Non-fiction is a newer pleasure for me. Unfortunately, Moss's book spoiled a great deal of lesser non-fiction. Salt Sugar Fat is a gem: thoroughly researched and descriptive, carefully organized, and most important of all, thoughtful and well balanced.

Salt Sugar Fat is about exactly what it says: the enormous quantities of added salt and sugar and fat which make processed food possible. Yet it's also about the way that food is marketed, with public attention diverted from the additives so that consumers can purchase more, and still more, of a particular product. Moss's point is not that readers should give up processed foods altogether. No, what Moss does is akin to what happens at the end of Wizard of Oz: Pulling back the curtain, he exposes and therefore weakens the magic of the food processing and marketing system.

When I was a child, I was fascinated when school related directly to my personal experience. I learned one day how the bones in the arm twist over each other when I turn my hand palm-up, and since then, I find it interesting to turn my hand palm-up, and then palm-down, and then palm-up again, thinking about how, underneath my skin, my arm bones keep crossing each other. I find Salt Sugar Fat memorable for exactly the same reason: Every one of us buys food from supermarket shelves, so the book is personal for every one of us. In some sense, it is about every one of us.
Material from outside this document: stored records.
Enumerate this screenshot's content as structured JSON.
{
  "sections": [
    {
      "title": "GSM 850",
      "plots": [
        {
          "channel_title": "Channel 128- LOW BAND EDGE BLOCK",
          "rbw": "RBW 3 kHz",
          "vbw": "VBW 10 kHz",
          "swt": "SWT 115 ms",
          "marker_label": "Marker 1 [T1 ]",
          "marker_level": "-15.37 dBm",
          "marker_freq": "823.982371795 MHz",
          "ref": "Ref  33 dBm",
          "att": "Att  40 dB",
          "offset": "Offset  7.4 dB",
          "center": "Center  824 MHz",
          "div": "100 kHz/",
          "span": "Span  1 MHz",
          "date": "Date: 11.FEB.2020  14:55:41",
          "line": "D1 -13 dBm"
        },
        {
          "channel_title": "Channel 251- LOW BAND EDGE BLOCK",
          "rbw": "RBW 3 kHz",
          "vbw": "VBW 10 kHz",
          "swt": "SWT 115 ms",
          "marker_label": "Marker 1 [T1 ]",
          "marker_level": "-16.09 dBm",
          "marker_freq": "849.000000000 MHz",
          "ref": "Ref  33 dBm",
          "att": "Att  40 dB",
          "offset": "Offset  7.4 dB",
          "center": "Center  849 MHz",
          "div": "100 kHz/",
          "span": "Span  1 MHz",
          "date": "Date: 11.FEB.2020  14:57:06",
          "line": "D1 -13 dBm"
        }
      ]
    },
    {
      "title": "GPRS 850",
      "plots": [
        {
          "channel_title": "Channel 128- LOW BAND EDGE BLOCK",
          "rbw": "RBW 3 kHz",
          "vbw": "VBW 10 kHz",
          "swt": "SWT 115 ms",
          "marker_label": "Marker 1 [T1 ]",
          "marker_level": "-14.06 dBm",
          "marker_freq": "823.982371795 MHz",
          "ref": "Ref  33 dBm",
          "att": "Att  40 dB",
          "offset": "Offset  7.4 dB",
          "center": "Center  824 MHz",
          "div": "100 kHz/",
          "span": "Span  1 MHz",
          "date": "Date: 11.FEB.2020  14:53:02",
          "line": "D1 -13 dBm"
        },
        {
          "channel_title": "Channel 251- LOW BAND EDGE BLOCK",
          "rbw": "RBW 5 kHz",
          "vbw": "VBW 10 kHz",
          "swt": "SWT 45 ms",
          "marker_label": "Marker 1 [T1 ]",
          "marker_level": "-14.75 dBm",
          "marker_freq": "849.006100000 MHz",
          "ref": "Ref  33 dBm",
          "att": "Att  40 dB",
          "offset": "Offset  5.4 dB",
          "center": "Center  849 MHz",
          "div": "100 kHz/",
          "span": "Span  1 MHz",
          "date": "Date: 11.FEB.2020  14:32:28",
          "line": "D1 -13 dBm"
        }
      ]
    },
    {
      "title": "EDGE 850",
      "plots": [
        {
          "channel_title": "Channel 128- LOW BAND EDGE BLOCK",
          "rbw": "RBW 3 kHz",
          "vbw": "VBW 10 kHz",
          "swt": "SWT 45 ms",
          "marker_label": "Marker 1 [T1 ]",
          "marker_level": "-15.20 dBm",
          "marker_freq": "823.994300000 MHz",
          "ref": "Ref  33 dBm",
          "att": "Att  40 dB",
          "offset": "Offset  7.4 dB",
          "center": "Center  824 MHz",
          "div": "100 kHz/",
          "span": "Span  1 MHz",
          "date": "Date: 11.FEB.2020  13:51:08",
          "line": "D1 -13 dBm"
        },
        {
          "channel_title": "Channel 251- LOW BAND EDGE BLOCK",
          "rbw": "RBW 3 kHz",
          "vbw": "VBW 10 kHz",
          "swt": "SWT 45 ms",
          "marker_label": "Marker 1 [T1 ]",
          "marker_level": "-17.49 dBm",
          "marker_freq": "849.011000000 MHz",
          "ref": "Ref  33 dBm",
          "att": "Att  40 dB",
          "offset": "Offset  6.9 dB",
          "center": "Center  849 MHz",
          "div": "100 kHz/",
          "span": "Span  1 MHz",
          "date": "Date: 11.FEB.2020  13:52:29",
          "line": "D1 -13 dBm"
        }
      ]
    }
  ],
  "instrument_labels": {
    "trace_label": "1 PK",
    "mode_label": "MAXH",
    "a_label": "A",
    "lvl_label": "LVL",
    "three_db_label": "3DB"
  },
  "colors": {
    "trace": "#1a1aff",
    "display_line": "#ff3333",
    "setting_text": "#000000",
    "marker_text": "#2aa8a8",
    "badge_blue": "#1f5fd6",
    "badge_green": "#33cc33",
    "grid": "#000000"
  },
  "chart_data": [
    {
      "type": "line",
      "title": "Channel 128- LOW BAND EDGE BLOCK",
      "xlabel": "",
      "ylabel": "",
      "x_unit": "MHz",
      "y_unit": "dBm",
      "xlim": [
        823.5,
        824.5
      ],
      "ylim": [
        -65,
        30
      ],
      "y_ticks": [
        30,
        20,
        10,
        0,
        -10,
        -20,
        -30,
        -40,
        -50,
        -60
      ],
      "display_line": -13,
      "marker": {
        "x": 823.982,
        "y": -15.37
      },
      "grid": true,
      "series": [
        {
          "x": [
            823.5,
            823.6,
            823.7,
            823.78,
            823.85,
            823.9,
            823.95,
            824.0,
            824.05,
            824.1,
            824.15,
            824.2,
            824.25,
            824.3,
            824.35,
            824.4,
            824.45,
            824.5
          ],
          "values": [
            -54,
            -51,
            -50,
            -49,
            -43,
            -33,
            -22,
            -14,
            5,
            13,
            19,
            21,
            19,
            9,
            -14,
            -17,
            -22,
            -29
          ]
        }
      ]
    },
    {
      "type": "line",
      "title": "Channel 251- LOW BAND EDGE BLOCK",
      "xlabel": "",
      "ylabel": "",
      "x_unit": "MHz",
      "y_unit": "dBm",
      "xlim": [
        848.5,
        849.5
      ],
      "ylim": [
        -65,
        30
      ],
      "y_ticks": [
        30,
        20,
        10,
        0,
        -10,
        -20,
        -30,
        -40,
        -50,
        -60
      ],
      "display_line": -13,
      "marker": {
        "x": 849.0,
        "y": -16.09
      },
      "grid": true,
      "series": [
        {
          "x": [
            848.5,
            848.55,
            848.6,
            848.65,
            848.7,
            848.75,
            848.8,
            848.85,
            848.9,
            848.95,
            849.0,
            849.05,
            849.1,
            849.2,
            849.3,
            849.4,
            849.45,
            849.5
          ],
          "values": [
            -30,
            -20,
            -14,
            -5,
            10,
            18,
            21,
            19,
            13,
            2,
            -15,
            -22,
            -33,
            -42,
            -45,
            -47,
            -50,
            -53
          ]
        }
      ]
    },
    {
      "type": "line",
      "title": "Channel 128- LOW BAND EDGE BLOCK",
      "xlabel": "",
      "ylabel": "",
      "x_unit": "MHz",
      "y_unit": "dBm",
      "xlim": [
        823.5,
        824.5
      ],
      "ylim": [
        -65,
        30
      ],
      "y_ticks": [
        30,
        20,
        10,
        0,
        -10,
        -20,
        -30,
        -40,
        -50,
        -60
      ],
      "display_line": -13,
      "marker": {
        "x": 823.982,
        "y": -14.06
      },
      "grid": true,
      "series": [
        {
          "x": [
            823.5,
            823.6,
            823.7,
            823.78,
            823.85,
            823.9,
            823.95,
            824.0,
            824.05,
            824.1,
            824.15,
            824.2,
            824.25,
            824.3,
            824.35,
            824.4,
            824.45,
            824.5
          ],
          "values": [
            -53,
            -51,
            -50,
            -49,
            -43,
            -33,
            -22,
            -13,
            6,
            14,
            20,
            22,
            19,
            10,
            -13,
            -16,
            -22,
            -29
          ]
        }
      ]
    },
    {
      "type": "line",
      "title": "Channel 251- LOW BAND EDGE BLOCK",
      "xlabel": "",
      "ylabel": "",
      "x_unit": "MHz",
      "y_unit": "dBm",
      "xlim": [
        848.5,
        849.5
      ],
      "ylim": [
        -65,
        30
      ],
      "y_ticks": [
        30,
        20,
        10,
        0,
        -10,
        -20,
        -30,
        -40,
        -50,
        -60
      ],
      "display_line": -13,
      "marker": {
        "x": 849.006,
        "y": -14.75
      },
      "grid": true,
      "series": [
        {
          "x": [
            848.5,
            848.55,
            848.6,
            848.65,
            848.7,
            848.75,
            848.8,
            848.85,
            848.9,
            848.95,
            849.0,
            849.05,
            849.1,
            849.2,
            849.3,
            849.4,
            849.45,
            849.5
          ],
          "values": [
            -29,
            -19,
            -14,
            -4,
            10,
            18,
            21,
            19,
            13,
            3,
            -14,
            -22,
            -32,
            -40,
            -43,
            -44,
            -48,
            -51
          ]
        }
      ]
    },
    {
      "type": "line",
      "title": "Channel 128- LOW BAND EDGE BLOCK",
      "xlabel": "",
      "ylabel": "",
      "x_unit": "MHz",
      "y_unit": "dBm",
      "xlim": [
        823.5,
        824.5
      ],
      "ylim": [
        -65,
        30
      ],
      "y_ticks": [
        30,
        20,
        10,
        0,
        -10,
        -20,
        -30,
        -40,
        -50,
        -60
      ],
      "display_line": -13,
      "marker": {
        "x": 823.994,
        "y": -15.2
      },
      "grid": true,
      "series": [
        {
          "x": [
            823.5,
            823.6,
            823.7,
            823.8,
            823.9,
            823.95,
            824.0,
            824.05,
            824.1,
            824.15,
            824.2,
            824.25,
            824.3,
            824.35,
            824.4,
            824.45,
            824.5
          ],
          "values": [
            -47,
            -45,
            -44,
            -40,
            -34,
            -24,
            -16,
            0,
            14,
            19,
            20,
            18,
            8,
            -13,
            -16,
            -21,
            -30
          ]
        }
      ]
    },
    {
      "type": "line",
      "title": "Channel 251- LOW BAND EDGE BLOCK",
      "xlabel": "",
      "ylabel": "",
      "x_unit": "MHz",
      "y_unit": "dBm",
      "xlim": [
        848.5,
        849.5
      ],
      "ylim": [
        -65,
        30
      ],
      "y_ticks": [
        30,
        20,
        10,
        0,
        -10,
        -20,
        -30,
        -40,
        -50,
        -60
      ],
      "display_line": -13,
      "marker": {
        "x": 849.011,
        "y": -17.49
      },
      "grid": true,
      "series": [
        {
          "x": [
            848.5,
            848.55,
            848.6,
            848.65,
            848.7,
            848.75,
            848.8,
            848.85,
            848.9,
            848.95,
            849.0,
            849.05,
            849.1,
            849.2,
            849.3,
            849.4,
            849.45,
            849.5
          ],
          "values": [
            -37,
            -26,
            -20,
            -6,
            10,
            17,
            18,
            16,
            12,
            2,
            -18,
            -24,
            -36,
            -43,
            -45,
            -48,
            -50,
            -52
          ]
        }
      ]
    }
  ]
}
Take one example: Line extensions. Line extensions, Moss explains, are specialized versions of a particular product: cherry Coke or mint Oreos. When line extensions are available, people are not only more likely to purchase the specialty product, they're also more likely to purchase the original. Now, I see line extensions everywhere. I pick up candy-cane flavoured Hershey Kisses for a recipe I'm making, and I think about line extensions, about more money lining the pockets of Hershey executives.

Take another example: Cheese. In America, we add cheese to things: to a chicken dinner, to pasta, to a salad, even to dessert. In Paris they eat it plain, after dinner, in place of dessert. Turns out, there's a reason for why Americans eat cheese the way they do, and it has nothing to do with cheese tasting good. When Americans began to prefer low-fat to high-fat milk, the dairies had a lot of extra milk fat on their hands. They turned it into cheese, and then they had a lot of extra cheese on their hands. So they started a marketing campaign designed to get people to eat cheese. That's right: the American taste for cheese is manufactured. Savvy advertising, not the great taste of cheese, convinced us to eat as much cheese as we do. See how well Moss's book relates to real life? And are you still sure you need cheese in your salad, especially if you can't taste it among all the various vegetables?

You may still eat the same things when you finish Moss's book (I still like cheese, for instance), but you will think differently when you purchase them. Or you will eat them in different ways (I rarely add cheese to my salad anymore.) Salt Sugar Fat, in other words, will change how you think about food.

Cautions: None

Honourable Mentions: I would be up all night blogging if I described every single good book I read in the last year, and there's no way you would make it through the book-length post. I did want to list some of the books I enjoyed besides these, however:

  • Secret Thoughts of an Unlikely Convert, Rosaria Butterfield. An agnostic lesbian professor converts to Christianity. Describes how she came to accept the Christian faith, and also describes how believers can learn from the GLBT community.
  • Real Sex, Lauren Winner. A defense of chastity as a crucial part of faith for non-married believers. Based on what we learn about Christ from chastity, and a good alternative to the courtship drivel a la Josh Harris
  • Orthodoxy, G.K. Chesterton. Describes and defends the habits of thought and assumptions that make orthodoxy possible. Extraordinarily witty. 
  • Lean In, Sheryl Sandberg. Practical advice for how women can become more prominent and happier in the workplace.
What about you? What have you read in the last year? What will you read next year?